API functions sl_clock_manager_set_hfxo_calibration() and sl_clock_manager_get_hfxo_calibration() allow to set or get the COREBIASANA inside the HFXO XTALCTRL register. The HFXO module has a Core Bias Optimization stage at the end of the oscillator startup sequence that allows to further optimize current consumption. This optimization will automatically set the COREBIASANA bitfield when finished. Upon reset, this optimization will run the first time HFXO is started and afterwards, the XTALCTRL->SKIPCOREBIASOPT bit will automatically be set so that next time HFXO is started during the application lifetime, the optimization stage will be skipped. This optimization stage takes a while to run, in the order of hundreds of milliseconds, therefore we don't want it to run each time HFXO is started. With the function sl_clock_manager_set_hfxo_calibration() it is possible to manually set the COREBIASANA bitfield and set the SKIPCOREBIASOPT bit.

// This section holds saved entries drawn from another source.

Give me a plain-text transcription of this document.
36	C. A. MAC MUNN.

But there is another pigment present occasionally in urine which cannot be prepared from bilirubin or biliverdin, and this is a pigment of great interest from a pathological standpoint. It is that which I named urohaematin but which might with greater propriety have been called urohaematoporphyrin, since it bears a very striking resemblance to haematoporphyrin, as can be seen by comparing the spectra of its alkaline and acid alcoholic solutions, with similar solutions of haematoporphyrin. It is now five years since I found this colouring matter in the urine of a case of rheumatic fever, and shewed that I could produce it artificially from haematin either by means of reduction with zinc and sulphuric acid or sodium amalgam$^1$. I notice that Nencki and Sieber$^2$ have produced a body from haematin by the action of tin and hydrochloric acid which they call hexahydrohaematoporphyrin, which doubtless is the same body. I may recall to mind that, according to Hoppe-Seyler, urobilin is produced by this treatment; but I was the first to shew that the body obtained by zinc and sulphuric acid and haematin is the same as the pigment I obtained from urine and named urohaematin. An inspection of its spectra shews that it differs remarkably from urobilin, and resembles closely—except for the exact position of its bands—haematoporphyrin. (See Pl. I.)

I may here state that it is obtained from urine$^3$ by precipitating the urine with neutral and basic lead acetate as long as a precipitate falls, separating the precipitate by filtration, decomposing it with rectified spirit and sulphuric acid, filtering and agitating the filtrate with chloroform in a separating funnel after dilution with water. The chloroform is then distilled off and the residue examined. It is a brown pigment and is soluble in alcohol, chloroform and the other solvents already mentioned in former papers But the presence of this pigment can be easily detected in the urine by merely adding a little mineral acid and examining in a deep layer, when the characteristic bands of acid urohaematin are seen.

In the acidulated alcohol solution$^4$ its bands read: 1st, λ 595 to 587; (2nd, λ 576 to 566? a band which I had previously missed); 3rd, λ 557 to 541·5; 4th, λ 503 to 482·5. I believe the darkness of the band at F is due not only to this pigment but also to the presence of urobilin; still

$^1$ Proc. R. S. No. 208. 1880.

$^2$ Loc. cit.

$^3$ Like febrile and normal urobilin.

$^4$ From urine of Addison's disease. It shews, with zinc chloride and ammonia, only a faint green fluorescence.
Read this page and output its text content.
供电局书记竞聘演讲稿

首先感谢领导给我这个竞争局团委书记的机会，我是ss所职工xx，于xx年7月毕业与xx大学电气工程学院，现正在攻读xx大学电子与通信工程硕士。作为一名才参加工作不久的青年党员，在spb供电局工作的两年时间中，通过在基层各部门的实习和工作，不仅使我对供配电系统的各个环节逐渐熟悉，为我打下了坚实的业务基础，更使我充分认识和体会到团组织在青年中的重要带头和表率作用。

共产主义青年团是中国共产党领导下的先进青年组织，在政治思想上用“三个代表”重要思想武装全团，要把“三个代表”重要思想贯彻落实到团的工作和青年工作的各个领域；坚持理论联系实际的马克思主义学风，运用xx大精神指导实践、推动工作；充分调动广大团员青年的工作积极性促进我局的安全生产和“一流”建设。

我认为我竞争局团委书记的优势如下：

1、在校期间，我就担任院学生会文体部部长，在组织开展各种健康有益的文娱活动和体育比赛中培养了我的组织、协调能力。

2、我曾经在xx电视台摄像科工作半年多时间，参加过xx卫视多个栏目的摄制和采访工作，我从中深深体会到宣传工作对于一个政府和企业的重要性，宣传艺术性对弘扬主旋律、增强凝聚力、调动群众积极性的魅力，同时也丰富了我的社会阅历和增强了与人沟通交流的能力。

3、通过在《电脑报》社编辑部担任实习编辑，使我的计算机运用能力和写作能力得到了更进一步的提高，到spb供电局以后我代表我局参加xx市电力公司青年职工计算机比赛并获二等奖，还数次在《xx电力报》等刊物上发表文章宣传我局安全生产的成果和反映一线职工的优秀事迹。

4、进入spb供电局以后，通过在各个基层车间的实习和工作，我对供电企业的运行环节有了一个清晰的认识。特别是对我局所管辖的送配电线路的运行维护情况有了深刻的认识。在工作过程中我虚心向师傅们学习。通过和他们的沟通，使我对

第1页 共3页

This function will usually be used in the context of an EM4 wake-up where to save on the initialization sequence time, we want to skip the Core Bias Optimization stage and manually set the value that would have previously been retrieved with sl_clock_manager_get_hfxo_calibration() and saved in an EM4 retained memory. In this context, sl_clock_manager_set_hfxo_calibration() will need to be called early in the initialization sequence, before the usual clock initialization function.

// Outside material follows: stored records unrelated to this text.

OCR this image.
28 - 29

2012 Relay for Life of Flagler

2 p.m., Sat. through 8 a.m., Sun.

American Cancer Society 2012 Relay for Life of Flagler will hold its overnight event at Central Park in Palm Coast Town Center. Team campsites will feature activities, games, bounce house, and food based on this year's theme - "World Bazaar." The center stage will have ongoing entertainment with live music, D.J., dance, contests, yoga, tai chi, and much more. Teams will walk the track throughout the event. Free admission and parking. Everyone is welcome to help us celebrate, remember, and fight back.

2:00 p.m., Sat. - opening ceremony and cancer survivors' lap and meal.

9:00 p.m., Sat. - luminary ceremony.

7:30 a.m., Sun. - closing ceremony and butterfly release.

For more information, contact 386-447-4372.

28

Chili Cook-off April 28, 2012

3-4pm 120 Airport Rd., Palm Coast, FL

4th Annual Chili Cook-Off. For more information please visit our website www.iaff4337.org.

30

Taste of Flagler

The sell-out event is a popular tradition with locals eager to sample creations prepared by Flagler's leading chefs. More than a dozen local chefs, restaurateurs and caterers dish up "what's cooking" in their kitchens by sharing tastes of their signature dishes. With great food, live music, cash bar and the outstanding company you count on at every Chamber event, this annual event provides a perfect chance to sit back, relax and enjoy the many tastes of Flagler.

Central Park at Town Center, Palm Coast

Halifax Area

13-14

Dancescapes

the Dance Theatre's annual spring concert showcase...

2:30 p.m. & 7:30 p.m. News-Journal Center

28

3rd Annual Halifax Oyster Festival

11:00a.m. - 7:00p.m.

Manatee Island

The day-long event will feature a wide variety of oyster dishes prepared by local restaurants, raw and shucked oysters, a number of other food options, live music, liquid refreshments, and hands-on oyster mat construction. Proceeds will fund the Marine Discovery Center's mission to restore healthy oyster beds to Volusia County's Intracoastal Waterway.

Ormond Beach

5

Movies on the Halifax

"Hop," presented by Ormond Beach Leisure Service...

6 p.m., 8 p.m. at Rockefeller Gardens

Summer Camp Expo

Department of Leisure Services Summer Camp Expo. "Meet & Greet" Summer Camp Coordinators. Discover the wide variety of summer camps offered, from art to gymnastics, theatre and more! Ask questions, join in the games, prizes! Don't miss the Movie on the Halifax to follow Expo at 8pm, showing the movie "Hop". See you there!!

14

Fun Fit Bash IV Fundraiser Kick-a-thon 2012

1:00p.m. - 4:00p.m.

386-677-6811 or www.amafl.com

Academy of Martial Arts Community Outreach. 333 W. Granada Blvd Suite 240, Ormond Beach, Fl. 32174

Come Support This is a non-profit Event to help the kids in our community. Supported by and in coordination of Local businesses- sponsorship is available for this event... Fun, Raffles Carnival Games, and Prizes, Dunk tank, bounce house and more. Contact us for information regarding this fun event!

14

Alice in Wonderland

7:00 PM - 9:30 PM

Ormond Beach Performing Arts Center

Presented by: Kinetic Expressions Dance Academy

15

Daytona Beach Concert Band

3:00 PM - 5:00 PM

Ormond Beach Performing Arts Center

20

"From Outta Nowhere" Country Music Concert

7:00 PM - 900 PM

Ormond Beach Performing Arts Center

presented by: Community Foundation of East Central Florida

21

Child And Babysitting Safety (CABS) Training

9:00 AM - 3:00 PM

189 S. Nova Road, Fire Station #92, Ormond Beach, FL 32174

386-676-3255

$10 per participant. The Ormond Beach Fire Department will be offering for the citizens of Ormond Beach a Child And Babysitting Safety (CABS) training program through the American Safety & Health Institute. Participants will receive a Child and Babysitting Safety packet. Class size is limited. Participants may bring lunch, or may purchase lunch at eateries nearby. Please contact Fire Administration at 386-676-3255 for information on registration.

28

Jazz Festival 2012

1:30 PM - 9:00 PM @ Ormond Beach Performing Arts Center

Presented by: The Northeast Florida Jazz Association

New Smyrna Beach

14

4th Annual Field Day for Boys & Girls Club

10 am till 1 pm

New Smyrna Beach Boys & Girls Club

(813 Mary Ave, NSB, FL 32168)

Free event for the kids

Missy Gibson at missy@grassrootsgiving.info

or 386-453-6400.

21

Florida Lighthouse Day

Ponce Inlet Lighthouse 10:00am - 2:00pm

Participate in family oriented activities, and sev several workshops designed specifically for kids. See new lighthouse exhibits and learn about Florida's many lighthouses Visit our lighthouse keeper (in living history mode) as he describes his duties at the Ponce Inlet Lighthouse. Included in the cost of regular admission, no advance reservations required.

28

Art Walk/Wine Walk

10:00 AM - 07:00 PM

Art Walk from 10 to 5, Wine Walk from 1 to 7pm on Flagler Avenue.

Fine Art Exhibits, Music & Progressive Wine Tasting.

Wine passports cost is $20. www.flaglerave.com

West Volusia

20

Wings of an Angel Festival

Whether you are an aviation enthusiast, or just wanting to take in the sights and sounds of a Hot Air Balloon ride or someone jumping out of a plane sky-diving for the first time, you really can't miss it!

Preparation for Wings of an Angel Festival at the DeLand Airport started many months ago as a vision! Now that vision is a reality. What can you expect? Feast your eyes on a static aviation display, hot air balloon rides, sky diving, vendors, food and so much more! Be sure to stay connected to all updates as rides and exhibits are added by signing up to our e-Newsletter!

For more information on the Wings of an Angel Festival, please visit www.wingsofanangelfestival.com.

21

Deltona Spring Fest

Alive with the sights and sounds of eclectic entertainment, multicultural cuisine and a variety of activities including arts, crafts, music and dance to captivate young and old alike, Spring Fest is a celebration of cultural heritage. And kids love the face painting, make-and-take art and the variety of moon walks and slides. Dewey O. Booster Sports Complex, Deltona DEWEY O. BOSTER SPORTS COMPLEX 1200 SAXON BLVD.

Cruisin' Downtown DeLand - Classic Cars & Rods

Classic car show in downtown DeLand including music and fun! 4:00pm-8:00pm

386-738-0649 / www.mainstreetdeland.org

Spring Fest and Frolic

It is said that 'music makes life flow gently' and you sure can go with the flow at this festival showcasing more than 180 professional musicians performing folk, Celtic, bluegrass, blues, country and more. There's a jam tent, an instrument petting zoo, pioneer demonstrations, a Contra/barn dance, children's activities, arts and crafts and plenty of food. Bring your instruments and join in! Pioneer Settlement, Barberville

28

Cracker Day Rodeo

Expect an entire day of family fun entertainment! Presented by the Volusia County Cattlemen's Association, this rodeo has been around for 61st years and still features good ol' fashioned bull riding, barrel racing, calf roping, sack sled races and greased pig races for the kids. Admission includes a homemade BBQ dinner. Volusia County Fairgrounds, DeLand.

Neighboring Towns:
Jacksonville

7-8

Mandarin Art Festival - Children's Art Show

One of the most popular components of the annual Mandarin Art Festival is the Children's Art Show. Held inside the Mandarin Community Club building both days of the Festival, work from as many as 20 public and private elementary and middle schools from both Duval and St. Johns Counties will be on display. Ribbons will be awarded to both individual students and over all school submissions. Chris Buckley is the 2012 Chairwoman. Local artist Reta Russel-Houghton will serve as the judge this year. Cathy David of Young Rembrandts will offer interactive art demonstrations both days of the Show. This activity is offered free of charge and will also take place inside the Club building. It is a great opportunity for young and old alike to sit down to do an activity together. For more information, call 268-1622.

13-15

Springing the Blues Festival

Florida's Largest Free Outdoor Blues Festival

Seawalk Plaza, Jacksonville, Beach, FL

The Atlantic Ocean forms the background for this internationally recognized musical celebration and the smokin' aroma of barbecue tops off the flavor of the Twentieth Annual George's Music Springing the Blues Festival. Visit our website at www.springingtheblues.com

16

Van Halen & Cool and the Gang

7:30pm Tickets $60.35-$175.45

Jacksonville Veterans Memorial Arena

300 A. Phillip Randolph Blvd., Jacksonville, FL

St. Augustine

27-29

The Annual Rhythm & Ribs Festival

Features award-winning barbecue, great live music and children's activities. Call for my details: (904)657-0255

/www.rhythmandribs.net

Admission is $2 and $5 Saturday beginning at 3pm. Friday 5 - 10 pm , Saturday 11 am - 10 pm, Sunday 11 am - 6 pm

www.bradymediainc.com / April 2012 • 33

slx_clock_manager_hfxo_set_ctune(), slx_clock_manager_hfxo_get_ctune() and slx_clock_manager_hfxo_calibrate_ctune() functions allow to manipulate the HFXO tuning capacitances. Changing the CTUNE value while HFXO is running can result in significant clock glitches for one clock period. Therefore, those functions should be used with caution. The difference between the slx_clock_manager_hfxo_set_ctune() and slx_clock_manager_hfxo_calibrate_ctune() functions is that the calibration one will also start and wait for the HFXO Core Bias Optimization stage to complete.

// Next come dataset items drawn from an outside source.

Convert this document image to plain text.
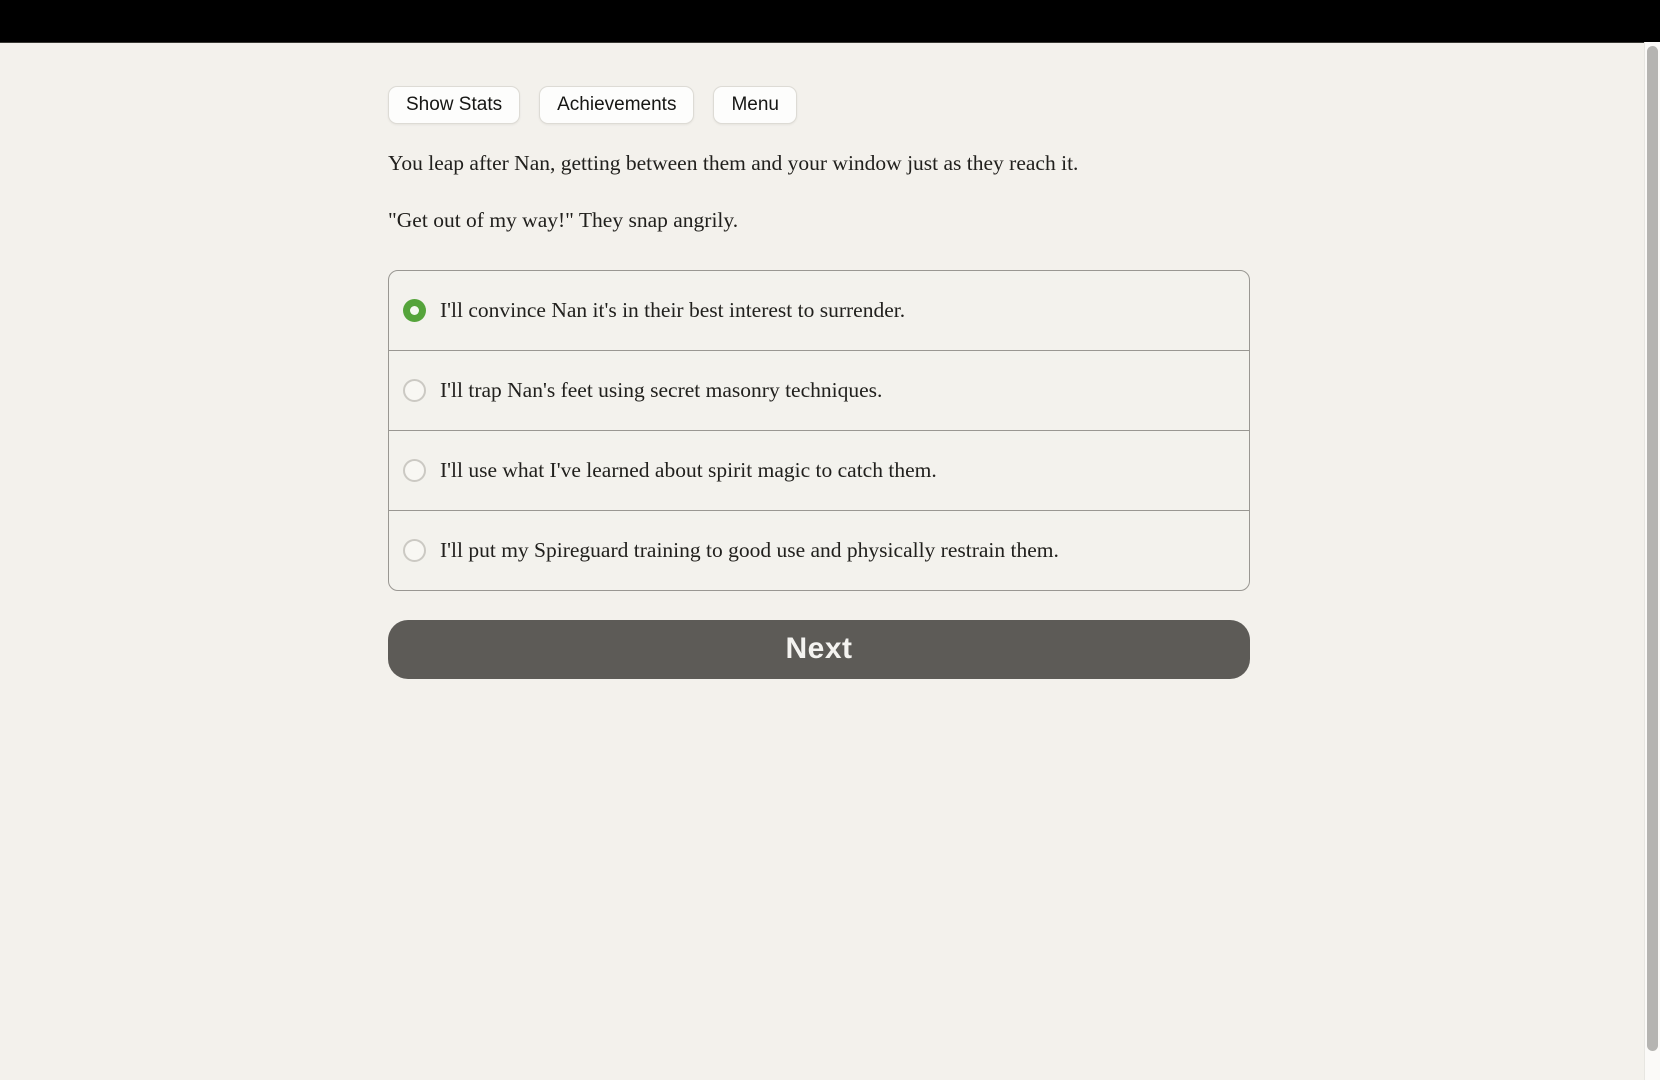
Show Stats	Achievements	Menu

You leap after Nan, getting between them and your window just as they reach it.

"Get out of my way!" They snap angrily.

I'll convince Nan it's in their best interest to surrender.
I'll trap Nan's feet using secret masonry techniques.
I'll use what I've learned about spirit magic to catch them.
I'll put my Spireguard training to good use and physically restrain them.
Next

API functions sl_clock_manager_set_lfxo_calibration() and sl_clock_manager_get_lfxo_calibration() allow to set and get the LFXO CTUNE value.

Export clocks to GPIO#

The CMU module offers the functionality to export a given clock source to a GPIO pin. Refer to function sl_clock_manager_set_gpio_clock_output() for more details and the sl_clock_manager_export_clock_source_t enum for a list of acceptable clock sources. Note that there is a specific clock branch named EXPCLK that is usually connected to the SYSCLK and offers an additional divider.

RCO Calibration#

The CMU module also offers RCO Calibration hardware support. This can be used to calibrate at runtime HFRCO and LFRCO oscillators using a high-precision reference clock. Refer to your device reference manual for more details about this functionality. API function sl_clock_manager_configure_rco_calibration() can be used to configure the calibration process. Then sl_clock_manager_start_rco_calibration() and sl_clock_manager_stop_rco_calibration() can be called to start/stop the process. sl_clock_manager_wait_rco_calibration() function can be called to actively wait for the process to finish. And finally, sl_clock_manager_get_rco_calibration_count() can be called to retrieve the calibration process result.